26 Jun bankruptcy crime
Bankruptcy is a criminal case of bankruptcy criminal law, and it consists of a concealment activities of the royal heritage put in place by the agent, or a destabilization activities of the heritage, direct to realize insolvency, even simulated, to the detriment of creditors.
The bankruptcy offenses are governed by the Bankruptcy Law (Royal decree 16 March 1942, n. 267) and subsequent amendments.
The most significant differentiation between simple bankruptcy (Articles. 217 e 224 L. Fall.) and fraudulent bankruptcy (Articles. 216 e 223 L. Fall.), relating to a different intensity of the objective and subjective gravity.

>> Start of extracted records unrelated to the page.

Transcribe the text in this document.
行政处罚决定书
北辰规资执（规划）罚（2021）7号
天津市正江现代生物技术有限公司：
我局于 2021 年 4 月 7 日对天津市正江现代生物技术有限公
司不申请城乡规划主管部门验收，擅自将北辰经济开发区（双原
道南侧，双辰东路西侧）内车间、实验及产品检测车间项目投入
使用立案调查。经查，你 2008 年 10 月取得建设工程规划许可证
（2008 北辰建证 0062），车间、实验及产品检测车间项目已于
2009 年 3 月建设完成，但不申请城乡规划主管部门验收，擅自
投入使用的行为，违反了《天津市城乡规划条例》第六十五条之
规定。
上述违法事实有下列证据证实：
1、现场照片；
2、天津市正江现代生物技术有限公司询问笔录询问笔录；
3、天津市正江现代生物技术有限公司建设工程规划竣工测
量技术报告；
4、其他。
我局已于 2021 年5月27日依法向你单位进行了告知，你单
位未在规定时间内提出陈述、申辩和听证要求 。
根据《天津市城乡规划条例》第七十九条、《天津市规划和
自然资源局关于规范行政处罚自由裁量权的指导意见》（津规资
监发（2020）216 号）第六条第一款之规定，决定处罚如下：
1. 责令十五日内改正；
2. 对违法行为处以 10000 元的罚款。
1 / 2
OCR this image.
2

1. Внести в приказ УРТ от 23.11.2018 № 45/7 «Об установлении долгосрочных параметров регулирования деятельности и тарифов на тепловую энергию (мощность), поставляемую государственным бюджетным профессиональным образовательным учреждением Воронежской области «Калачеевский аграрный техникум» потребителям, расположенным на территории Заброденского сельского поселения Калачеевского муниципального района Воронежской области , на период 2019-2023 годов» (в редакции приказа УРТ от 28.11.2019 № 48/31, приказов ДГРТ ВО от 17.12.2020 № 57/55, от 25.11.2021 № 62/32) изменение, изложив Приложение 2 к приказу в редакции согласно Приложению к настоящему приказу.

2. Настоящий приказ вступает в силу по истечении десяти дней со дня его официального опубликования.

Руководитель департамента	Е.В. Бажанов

The contract bankruptcy by an individual businessman bankrupt, or from a different subject from the failed, is defined as its; if instead it is committed by an administrator, a general manager, a mayor or a liquidator of a trading company is outlined as improper.
The criminal conduct related to cases of simple bankruptcy is that bankruptcy fraud can be committed on property or in books and accounting records: in the first case we talk about asset bankruptcy (or bankruptcy in the strict sense), in the latter more we speak document bankruptcy.
Finally, the term refers to pre-bankruptcy asset and document fraudulent bankruptcy put in place before the declaration of bankruptcy (art. 216, co. 1, L. Fall.), while the post-bankruptcy is accomplished after this last statement (art. 216, co. 2 L. Fall.).